An Introduction to Latin’s Ablative of Comparison
The ablative case is the most versatile case of the Latin language. In fact, it functions in so many ways, some common and some obscure, that a Latin student could easily dedicate several weeks or months to learning its varied uses. Here, we will discuss the Ablative of Comparison and see how it functions as an alternative to using “quam" with comparative adjectives.
It is often the case that something being compared with a comparative adjective is either the subject or direct object in a sentence. This is true in both Latin and English. This is so often the case in Latin that the Romans had a kind of shortcut to making comparisons that eliminated the need to use “quam" as a conjunction coupled with a comparative adjective.
When making a comparison with a comparative adjective, “quam" helps the listener or reader know that something is about to be directly compared to something else. “Quam," therefore, functions in much the same way that “than" functions in English.

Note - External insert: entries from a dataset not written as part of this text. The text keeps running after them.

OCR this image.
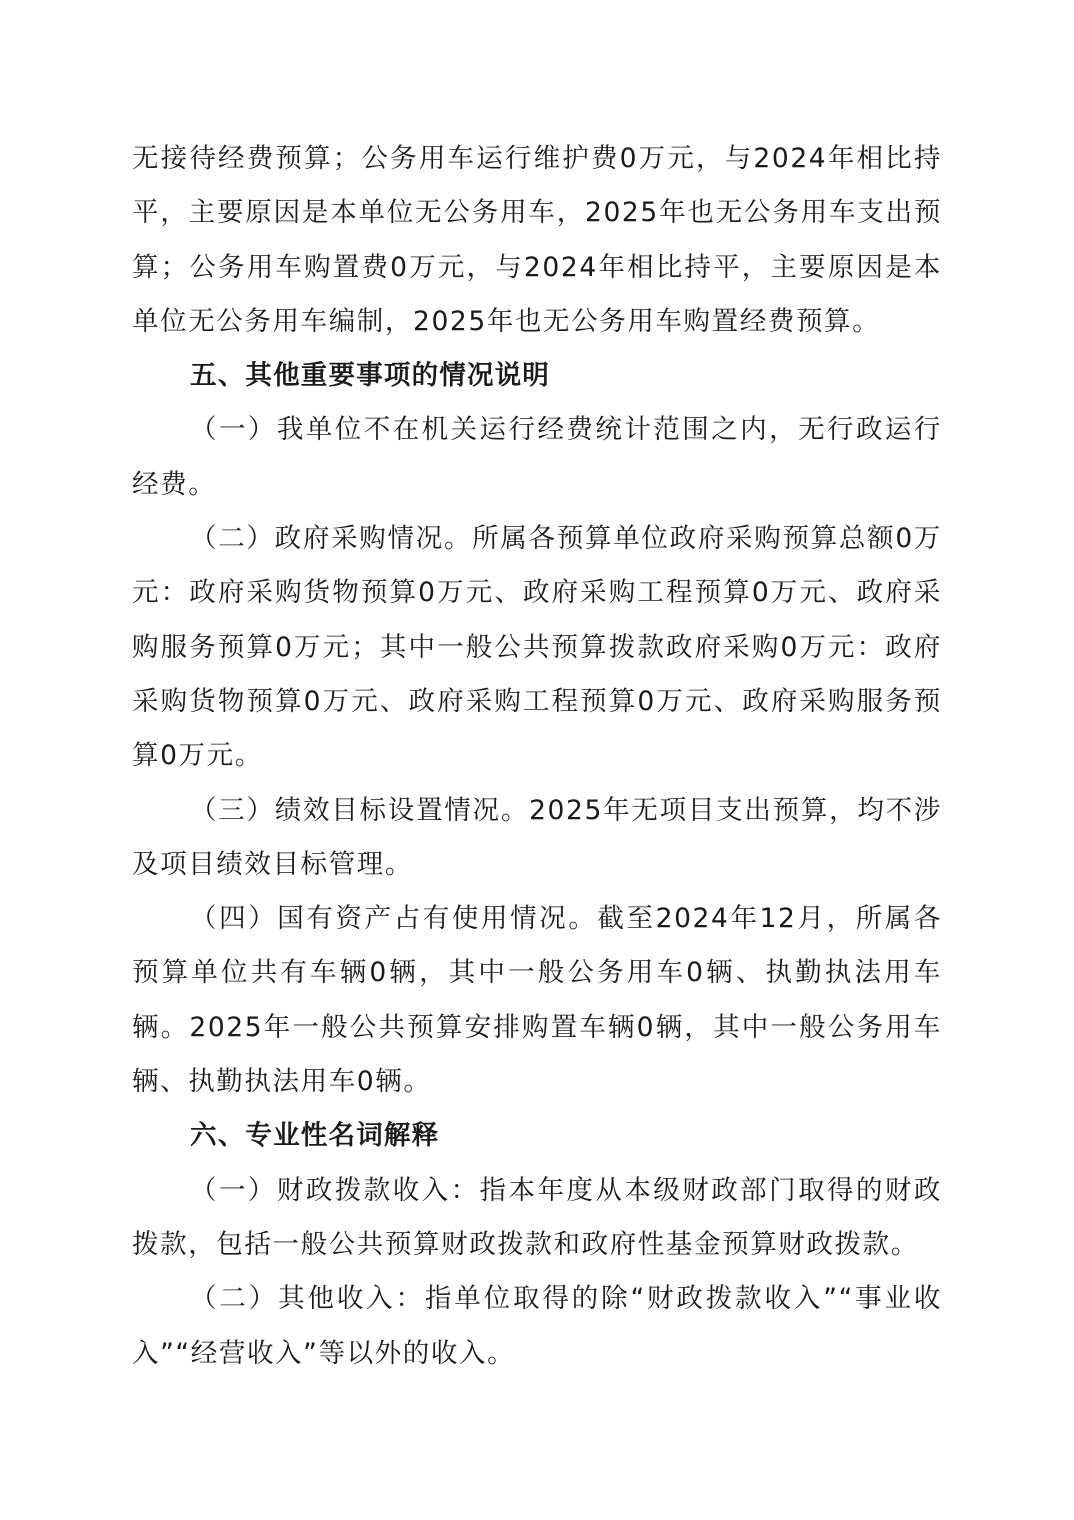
无接待经费预算；公务用车运行维护费0万元，与2024年相比持平，主要原因是本单位无公务用车，2025年也无公务用车支出预算；公务用车购置费0万元，与2024年相比持平，主要原因是本单位无公务用车编制，2025年也无公务用车购置经费预算。

五、其他重要事项的情况说明

（一）我单位不在机关运行经费统计范围之内，无行政运行经费。

（二）政府采购情况。所属各预算单位政府采购预算总额0万元：政府采购货物预算0万元、政府采购工程预算0万元、政府采购服务预算0万元；其中一般公共预算拨款政府采购0万元：政府采购货物预算0万元、政府采购工程预算0万元、政府采购服务预算0万元。

（三）绩效目标设置情况。2025年无项目支出预算，均不涉及项目绩效目标管理。

（四）国有资产占有使用情况。截至2024年12月，所属各预算单位共有车辆0辆，其中一般公务用车0辆、执勤执法用车辆。2025年一般公共预算安排购置车辆0辆，其中一般公务用车辆、执勤执法用车0辆。

六、专业性名词解释

（一）财政拨款收入：指本年度从本级财政部门取得的财政拨款，包括一般公共预算财政拨款和政府性基金预算财政拨款。

（二）其他收入：指单位取得的除“财政拨款收入”“事业收入”“经营收入”等以外的收入。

However, using the Ablative of Comparison eliminates the need for the word “quam" when the thing being compared is either the subject of the sentence (in the nominative case) or is a direct object (in the accusative case). For example:
Caesar est longior illo viro. (Caesar is taller than that man.)
Caesar est longior quam ille vir. (Caesar is taller than that man.)
Notice that Caesar is being directly compared to “that man." By putting “vir" in the ablative case, we have eliminated the need to use “quam" to make the direct comparison. Notice that the second sentence that uses “quam" has exactly the same meaning. Here is another example:
Hic vir erat magis idoneus illo viro. (This man was more suitable than that man).
Hic vir erat magis idoneus quam ille vir. (This man was more suitable than that man).
Notice, again, that by using the Ablative of Comparison in the first sentence we have eliminated the need to use “quam." However, also notice that the second sentence that uses “quam" has exactly the same meaning as the first sentence.
The Ablative of Comparison is, of course, not restricted to declarative sentences. Interrogative sentences are possible too. For example:
Quis in Roma est longior Caesare? (Who in Rome is taller than Caesar?)
Quis in Roma est longior quam Caesar? (Who in Rome is taller than Caesar?)
Notice once again that the two Latin sentences above translate into English in the exact same way. The first sentence places “Caesar" in the ablative case and uses the Ablative of Comparison to ask who is taller that Caesar. The second sentence places “Caesar" in the nominative case and uses “quam" to directly compare Caesar to “who."